A vereadora Helen Cabral (PT) denunciou ter sido alvo de violência política de gênero durante a Sessão Plenária Ordinária de terça-feira, 2 de dezembro, na Câmara Municipal de Santa Maria, região central do Rio Grande do Sul.
Segundo a parlamentar, o episódio ocorreu enquanto ela criticava a suposta falta de transparência do Executivo e defendia direitos de servidoras e servidores diante do projeto que parcela o 13º salário. O vereador Tony Oliveira, da base governista, teria interrompido o discurso aos gritos e avançado de forma intimidatória.
“A agressão não foi por divergência de ideias, mas por eu ser mulher em espaço de poder”, declarou Helen em nota. Ela lembrou que o fato se deu durante a 5ª Semana Municipal de Não Violência Contra a Mulher, iniciativa criada por lei de sua autoria, e na mesma semana em que participa do Festival Movimento Mulheres em Luta (MEL), que discute violência política de gênero.
Medidas legais
A vereadora informou ter protocolado representação na Mesa Diretora, exigindo providências, e registrado boletim de ocorrência na Delegacia da Mulher. “A violência contra esta vereadora é contra todas as mulheres desta Casa”, afirmou em vídeo divulgado nas redes sociais.

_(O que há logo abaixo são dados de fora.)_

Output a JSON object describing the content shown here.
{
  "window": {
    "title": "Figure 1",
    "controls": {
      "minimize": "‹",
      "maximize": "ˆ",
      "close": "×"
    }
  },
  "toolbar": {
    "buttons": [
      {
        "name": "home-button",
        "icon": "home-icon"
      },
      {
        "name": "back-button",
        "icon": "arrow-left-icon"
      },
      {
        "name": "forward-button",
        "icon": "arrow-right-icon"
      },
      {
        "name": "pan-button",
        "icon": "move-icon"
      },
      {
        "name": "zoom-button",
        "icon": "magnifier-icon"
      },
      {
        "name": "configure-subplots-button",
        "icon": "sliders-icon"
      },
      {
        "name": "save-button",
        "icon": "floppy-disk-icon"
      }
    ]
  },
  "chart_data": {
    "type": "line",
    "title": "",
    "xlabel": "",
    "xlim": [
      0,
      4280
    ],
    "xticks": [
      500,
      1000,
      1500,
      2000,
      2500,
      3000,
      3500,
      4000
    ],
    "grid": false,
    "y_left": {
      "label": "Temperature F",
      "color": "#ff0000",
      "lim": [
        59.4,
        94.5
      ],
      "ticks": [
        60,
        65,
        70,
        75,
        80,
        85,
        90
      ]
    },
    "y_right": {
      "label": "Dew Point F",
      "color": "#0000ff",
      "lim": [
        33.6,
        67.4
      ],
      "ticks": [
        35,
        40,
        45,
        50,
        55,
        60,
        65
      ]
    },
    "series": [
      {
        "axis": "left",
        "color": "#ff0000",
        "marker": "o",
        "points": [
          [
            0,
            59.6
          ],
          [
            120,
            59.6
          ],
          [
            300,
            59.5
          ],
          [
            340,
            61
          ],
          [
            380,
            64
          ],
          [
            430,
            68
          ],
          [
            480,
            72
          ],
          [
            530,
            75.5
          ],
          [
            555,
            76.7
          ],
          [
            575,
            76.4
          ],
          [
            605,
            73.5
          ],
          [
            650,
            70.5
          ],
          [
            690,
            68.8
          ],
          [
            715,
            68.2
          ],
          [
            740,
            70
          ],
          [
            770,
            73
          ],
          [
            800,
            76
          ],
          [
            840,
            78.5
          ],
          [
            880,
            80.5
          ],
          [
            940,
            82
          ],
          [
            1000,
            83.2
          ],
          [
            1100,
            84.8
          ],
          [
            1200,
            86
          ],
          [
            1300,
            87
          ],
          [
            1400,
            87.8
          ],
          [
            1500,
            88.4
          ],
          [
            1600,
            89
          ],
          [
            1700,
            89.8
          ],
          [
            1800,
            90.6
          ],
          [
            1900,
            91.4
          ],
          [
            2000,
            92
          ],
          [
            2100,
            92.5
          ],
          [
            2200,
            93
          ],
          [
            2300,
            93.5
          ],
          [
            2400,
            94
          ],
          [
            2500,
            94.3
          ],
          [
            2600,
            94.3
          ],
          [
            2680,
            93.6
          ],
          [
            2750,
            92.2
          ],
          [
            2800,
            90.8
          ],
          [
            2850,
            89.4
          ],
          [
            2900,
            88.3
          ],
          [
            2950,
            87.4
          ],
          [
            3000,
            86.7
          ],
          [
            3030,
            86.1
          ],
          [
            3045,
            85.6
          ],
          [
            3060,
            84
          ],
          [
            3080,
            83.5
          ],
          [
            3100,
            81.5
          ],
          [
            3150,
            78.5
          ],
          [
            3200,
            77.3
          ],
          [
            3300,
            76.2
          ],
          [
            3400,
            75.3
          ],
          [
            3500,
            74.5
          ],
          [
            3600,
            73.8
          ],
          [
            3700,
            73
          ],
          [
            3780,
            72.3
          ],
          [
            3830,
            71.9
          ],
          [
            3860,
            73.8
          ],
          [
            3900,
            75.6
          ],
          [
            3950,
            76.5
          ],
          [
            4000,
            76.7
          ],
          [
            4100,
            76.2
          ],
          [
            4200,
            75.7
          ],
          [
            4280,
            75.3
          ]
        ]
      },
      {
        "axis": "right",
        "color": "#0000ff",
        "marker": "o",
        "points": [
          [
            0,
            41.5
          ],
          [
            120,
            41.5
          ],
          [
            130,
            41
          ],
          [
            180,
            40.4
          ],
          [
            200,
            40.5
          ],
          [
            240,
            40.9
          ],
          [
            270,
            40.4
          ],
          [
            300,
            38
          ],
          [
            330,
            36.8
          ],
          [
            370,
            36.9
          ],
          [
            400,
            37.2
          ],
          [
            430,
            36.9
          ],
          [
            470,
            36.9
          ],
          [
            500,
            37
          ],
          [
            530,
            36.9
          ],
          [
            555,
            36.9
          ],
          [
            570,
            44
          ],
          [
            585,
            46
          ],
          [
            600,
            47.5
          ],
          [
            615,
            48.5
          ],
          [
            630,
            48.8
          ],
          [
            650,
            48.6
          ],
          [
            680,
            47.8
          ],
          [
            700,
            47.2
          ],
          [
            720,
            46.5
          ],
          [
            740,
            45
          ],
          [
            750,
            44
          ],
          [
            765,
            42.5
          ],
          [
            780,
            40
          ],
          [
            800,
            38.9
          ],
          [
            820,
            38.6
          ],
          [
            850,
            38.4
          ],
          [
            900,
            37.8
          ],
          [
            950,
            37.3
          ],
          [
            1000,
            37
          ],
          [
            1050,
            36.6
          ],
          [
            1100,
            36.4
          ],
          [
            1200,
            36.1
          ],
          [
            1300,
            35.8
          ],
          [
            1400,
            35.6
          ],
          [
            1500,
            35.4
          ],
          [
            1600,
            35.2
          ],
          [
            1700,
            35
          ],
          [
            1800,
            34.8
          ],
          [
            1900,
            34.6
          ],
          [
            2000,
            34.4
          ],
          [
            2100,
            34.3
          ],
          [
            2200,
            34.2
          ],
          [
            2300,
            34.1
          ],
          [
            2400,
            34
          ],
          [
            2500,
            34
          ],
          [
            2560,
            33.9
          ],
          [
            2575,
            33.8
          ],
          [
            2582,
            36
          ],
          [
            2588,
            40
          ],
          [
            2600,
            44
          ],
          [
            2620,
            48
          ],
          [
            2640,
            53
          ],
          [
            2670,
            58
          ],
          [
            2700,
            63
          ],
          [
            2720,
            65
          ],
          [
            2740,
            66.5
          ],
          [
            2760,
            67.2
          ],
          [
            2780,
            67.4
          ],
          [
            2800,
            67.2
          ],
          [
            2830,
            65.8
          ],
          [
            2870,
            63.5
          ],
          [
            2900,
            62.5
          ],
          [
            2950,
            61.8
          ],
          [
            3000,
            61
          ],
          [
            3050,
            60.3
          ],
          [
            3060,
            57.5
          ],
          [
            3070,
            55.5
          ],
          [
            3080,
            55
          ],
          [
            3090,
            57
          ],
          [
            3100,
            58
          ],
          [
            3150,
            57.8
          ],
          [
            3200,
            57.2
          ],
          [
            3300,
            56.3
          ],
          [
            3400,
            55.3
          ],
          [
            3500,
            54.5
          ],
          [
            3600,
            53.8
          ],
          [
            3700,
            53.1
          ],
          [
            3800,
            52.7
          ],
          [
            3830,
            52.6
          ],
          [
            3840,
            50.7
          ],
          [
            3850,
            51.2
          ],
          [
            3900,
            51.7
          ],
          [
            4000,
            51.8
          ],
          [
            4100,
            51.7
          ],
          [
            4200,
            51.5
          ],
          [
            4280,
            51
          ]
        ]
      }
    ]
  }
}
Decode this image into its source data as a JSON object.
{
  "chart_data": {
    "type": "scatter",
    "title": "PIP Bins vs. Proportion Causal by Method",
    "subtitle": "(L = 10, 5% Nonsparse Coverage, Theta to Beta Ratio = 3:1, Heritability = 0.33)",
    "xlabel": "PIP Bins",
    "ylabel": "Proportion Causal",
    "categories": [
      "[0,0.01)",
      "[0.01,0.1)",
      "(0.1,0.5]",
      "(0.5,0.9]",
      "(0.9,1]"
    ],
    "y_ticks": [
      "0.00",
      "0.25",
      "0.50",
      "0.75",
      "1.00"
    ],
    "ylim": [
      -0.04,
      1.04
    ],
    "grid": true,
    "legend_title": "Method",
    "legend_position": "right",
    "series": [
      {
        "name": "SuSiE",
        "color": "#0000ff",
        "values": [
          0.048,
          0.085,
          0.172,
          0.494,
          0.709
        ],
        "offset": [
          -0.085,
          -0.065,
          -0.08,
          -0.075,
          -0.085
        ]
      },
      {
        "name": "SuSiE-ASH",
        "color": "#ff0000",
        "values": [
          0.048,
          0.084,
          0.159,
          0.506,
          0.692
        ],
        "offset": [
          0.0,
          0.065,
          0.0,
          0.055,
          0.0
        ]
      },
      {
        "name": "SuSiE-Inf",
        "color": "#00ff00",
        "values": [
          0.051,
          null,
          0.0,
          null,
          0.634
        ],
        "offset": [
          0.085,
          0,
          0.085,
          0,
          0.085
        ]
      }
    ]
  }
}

Até o momento, a Câmara de Vereadores de Santa Maria não divulgou posicionamento oficial sobre o caso.
Manifestação do acusado
Em vídeo publicado nas redes, Tony Oliveira pediu “desculpas pela exaltação firme”, negou ter ameaçado ou agredido colegas e acusou partidos de esquerda de “espalhar narrativas mentirosas”. Disse ainda que recorrerá ao Conselho de Ética com pedido de cassação do mandato de Helen Cabral e de outros vereadores, além de assessores que teriam o ofendido.
A matéria foi atualizada às 17h18 de terça-feira para incluir o posicionamento do vereador Tony Oliveira.